Ready is the democracy program director of the U.S. Public Interest Research Group, the network of state organizations that use research, grassroots organizing and direct advocacy to advance for social change.
As bizarre as it may seem, last year's presidential election provided us with a bona fide highlight.
No doubt, many Americans would be happy to never hear the phrase "2020 election" ever again. But despite all the chaos and cacophony, that campaign featured an important positive development for the health of our democracy.
While big money has been a powerful part of American politics since the country's founding, the voices of regular people, represented by small-dollar donors, may finally be coming to the fore. Not only is this development important in its own right, but it's also a change that impacts the landscape for presidential campaign finance reform.
In a democracy based on the principle of one person, one vote, all citizens should have the same ability to participate in the political process. But well before anyone can cast a ballot, the people able to write the biggest checks to candidates have too often determined who can even run, and thereby go on to win, elections. As a result, the theory goes, those who don't have big money, or access to it, have no voice and opportunity to meaningfully participate in elections. To address this power imbalance, reformers have long advocated for solutions such as small-donor empowerment systems.
Sign up for The Fulcrum newsletter
But while progress on reform has been slow, stymied by bad Supreme Court decisions and partisan gridlock, 2020 proved the landscape may be changing. It was a breakthrough campaign season for small-donor power in presidential elections. New technology transformed the way many presidential candidates chose to fundraise. Relying on big money was no longer the only viable way to collect campaign cash. This was clear in the primaries, when many candidates were able to rely on contributions below $200 to quickly raise enough to launch viable campaigns.
But financial supporters didn't just have a say in the primaries. The final fundraising numbers from the election also show that relying on small-dollar donors can be sustainable for a fall campaign. In the presidential race, donations from people giving less than $200 accounted for 43 percent of all the money given directly to Joe Biden and Donald Trump. This is twice as big a share as four years earlier, my organization has calculated. In 2016, just 21 percent of the money collected by Trump and Hillary Clinton was in increments below $200, the standard definition of a "small-dollar" gift.
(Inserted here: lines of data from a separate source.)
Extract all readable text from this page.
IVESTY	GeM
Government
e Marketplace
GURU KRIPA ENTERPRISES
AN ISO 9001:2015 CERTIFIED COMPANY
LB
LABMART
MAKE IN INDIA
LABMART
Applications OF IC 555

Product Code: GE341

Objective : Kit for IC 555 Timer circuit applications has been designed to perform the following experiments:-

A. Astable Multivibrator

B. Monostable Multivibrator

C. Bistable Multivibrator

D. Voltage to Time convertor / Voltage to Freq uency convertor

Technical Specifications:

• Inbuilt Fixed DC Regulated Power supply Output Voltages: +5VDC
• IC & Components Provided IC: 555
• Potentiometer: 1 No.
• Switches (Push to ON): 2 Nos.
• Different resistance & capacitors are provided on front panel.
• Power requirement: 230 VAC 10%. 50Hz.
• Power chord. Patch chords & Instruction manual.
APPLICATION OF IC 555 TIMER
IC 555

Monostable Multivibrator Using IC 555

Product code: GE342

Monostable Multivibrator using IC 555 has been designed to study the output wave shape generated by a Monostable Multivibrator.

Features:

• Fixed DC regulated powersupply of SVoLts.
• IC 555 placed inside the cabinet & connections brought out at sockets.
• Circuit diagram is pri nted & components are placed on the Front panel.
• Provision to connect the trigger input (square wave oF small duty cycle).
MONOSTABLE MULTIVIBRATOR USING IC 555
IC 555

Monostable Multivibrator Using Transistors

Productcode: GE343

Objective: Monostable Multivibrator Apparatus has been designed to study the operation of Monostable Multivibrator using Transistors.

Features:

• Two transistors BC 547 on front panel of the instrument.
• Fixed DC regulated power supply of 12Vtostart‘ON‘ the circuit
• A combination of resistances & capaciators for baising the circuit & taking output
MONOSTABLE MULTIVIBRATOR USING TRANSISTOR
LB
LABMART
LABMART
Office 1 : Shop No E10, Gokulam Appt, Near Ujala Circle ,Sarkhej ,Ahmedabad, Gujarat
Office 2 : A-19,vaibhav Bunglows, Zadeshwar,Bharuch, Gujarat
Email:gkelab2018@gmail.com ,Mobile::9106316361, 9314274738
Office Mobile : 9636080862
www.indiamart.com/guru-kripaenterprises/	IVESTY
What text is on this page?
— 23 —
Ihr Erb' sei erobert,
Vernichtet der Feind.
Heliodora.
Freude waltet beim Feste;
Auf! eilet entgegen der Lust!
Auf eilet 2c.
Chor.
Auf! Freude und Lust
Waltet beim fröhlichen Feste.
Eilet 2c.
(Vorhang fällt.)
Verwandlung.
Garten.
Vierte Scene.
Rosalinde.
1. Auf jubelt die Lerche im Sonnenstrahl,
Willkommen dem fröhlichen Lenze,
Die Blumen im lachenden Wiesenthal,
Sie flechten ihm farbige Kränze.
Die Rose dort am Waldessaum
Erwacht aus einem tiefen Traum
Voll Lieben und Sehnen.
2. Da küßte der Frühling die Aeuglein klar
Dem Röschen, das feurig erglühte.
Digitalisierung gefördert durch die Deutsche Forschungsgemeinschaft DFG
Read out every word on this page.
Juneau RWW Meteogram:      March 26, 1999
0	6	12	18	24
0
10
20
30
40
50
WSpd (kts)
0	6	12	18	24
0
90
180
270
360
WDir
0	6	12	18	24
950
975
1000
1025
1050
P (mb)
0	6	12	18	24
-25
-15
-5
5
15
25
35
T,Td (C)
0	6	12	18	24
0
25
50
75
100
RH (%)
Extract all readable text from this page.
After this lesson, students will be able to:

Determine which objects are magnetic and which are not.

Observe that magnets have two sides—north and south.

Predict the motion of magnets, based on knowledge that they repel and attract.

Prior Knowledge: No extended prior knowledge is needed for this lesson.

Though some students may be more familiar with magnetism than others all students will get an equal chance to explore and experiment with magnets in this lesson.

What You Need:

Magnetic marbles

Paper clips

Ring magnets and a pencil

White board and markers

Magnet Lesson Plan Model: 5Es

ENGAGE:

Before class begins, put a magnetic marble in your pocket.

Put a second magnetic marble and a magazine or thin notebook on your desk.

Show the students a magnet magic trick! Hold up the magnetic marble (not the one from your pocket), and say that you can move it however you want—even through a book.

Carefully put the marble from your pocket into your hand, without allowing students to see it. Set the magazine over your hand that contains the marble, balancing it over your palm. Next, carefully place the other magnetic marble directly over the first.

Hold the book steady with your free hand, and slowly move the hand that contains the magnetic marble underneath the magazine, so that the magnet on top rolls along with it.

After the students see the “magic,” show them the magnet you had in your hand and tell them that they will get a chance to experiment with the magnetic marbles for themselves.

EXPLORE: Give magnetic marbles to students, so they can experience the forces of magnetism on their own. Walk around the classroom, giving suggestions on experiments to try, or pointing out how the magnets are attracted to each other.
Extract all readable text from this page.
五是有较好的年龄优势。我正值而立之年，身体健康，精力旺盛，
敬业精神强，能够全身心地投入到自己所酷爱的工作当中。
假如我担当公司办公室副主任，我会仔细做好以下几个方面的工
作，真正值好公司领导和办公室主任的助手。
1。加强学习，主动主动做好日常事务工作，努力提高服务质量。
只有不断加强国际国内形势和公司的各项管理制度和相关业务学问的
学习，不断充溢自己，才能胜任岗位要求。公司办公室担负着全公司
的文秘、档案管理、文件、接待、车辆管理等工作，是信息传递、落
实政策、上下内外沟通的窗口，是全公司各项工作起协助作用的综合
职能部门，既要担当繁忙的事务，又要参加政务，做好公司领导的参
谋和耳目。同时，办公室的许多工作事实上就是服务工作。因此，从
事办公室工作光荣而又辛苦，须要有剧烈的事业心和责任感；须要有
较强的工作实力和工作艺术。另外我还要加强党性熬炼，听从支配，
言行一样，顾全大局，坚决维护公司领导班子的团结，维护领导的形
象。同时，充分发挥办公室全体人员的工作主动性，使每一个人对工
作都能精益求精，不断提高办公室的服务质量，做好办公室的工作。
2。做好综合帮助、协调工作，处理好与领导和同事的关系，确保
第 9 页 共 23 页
The upshot: Small-dollar donors now contribute a significant portion of the presidential fundraising pie.
More importantly, the fast rise in this type of funding is not only a matter of percentages. It is also revealed in raw dollars. At $784 million, the amount raised by the major party nominees last year was more than four times as much as in 2016. Put another way, Trump collected more money just from his small-dollar donors last year than he did from all of his donors when he won the presidency.
The bottom line: It's no longer really true to say it's impossible to run a viable presidential campaign by relying on small-dollar donors.
So what does this mean for reformers, like my organization, who have long been working to change campaign finance laws to boost the political power of people who don't have many thousands of dollars at their disposal?
Well, it's back to the drawing board — but in a good way. With this new level of small-donor participation, such solutions as matching funds for presidential candidates don't really make sense any more.
Providing $6 in federal money for every $1 raised in small increments — the ratio for presidential candidates proposed in HR 1, the democracy overhaul bill now before the Senate after passing the House — would have had a perverse effect on the 2020 campaign: It would have given Biden and Trump another $4.7 billion to spend.
In what was already the most expensive presidential contest ever, that would, incredibly, be more than twice as much as what the two of them raised on their own.
Clearly, matching the small-dollar donations to last year's presidential candidates would have been serious overkill. Nevertheless, we should still encourage more participation from people with only relatively modest amounts to contribute.
Even with the rise in such giving, experts estimate only 10 percent of Americans make any donations to candidates. Reinstating a refundable tax credit for small contributions would help get more people involved. Not only could that tax break help propel the trend toward more and more small-dollar giving, but the reform also has the added benefit of support from across the political spectrum.
Of course, none of these reforms would address the huge sums being poured into campaigns by millionaires, corporations, trade associations, unions and all manner of politically active special interests. Nothing short of a constitutional amendment will close the loophole that permits them to "independently" spend as much as they want to help their candidates of choice. And the recent surge in small-donor giving at the presidential level probably will never be realized in many campaigns for the Senate and House.
Still, when it comes to presidential elections, we are closer than ever to an America where the size of a person's wallet does not determine the size of their political voice.